The hope is that members will build on the results to improve the molecules’ biological properties and to gather evidence, such as tumour shrinkage, that the compounds may work as drugs. These molecules can then be licensed back to companies for further development. The scheme hopes to become self-sustaining by requiring milestone payments as drugs move from laboratory to clinic and from additional partnerships and screening services.

“I think this is completely new,” says Ton Rijnders, co-director of the initiative and scientific director of the non-profit research enabler Top Institute Pharma in Leiden, the Netherlands. An effort launched by the US National Institutes of Health in 2004 called the Molecular Libraries Program (MLP) built a 400,000-compound library of commercially available molecules, but its goal was not to find potential drugs but to identify biological pathways that might make good drug targets.

The European initiative, by contrast, aims to propel drug development. Both the chemicals in the screening library and results from the assays will be proprietary.
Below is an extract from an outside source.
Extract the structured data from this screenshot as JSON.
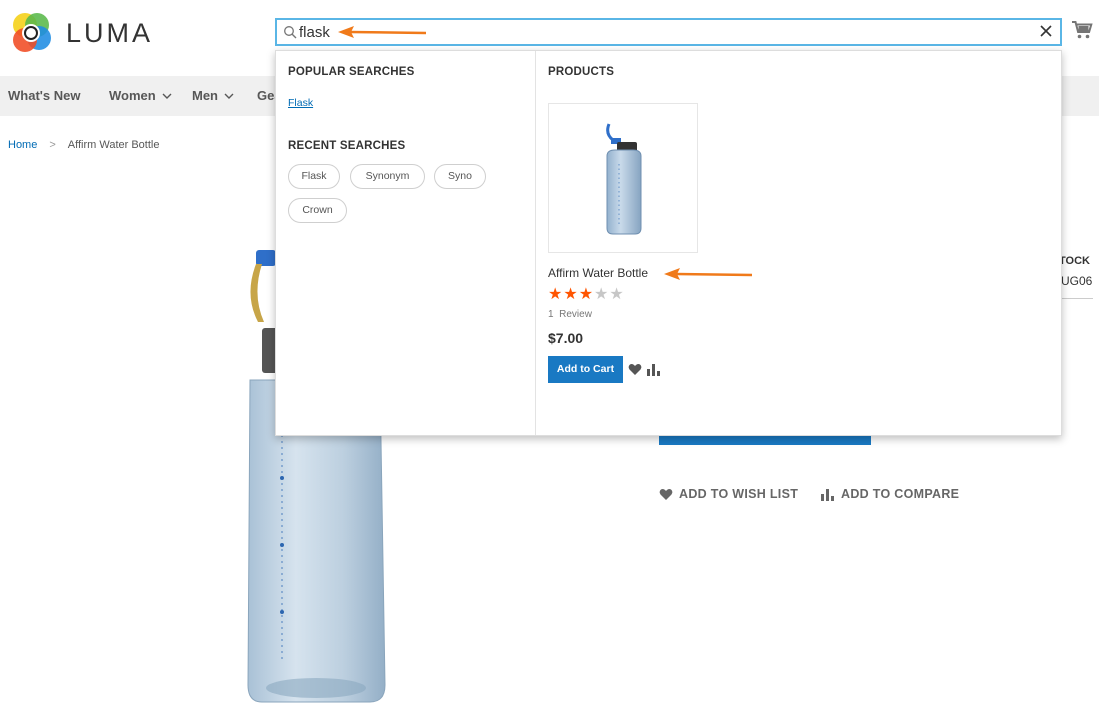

Factory partners will get first right of refusal in licensing deals.

Such restrictions are essential if a compound is ever going to make the long journey from a screening hit to a viable drug candidate, say experts. “To justify the subsequent investments you have to make in hit-to-drug lead programmes, it is crucial that you can patent the results and protect them,” says Hüser.
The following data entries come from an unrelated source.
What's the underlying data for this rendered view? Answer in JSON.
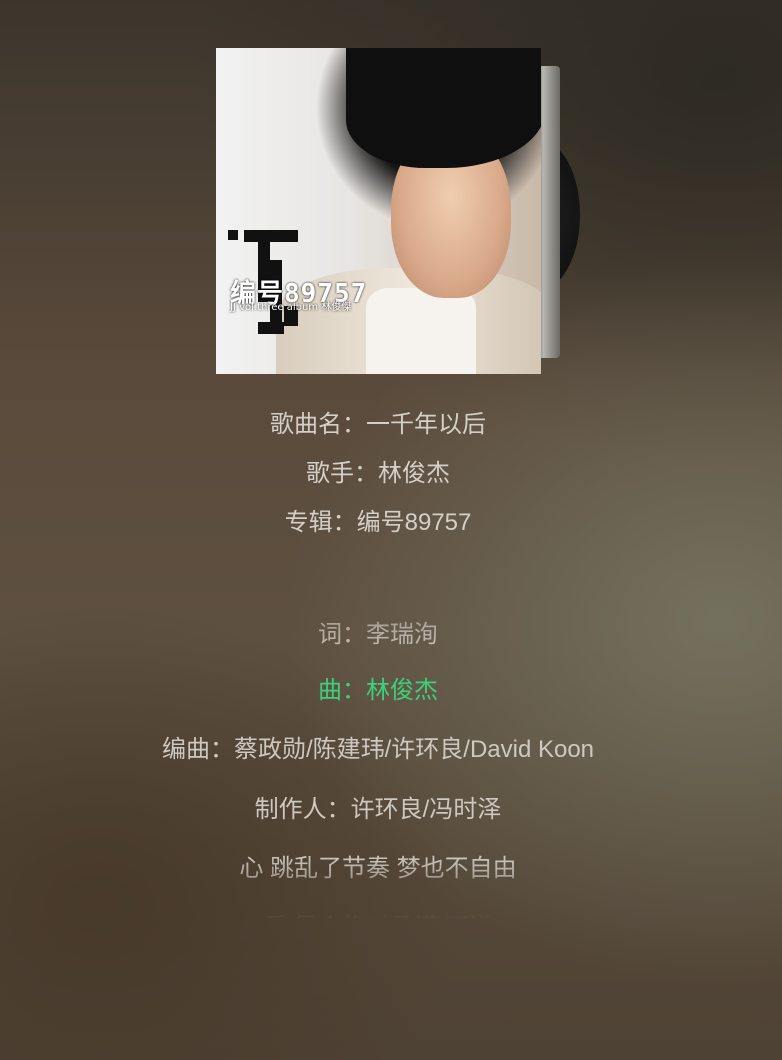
{
  "song": {
    "title_line": "歌曲名：一千年以后",
    "artist_line": "歌手：林俊杰",
    "album_line": "专辑：编号89757"
  },
  "cover": {
    "album_number": "编号89757",
    "album_subtitle": "JJ vol.three album 林俊傑"
  },
  "lyrics": [
    {
      "text": "词：李瑞洵",
      "active": false
    },
    {
      "text": "曲：林俊杰",
      "active": true
    },
    {
      "text": "编曲：蔡政勋/陈建玮/许环良/David Koon",
      "active": false
    },
    {
      "text": "制作人：许环良/冯时泽",
      "active": false
    },
    {
      "text": "心 跳乱了节奏 梦也不自由",
      "active": false
    },
    {
      "text": "爱 是个绝对承诺 不说",
      "active": false
    }
  ],
  "colors": {
    "active_lyric": "#3ed07a",
    "lyric": "#cdc8c0"
  }
}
But others say that early hits are just entry points; the real value is created in subsequent work. “I’ve never worried about the notion that the MLP was a public collection,” says Hugh Rosen, whose work at the Scripps Research Institute Molecular Screening Center in La Jolla, California, led to a compound now in clinical trials for multiple sclerosis.

The complexity of the European scheme makes some outsiders sceptical of whether it will succeed. Aled Edwards leads the Structural Genomics Consortium at the University of Toronto, Canada, in which some drug companies contribute both chemical analysis and screening support, but all data are publicly available. Keeping data open and focusing on specific drug mechanisms makes his consortium’s approach much simpler. “Intellectual-property deals, assays coming from everywhere, multi-institutional agreements. Wow, that’s hard,” he says. “But they are very smart people who have done this before. So if anyone can do it, they can.”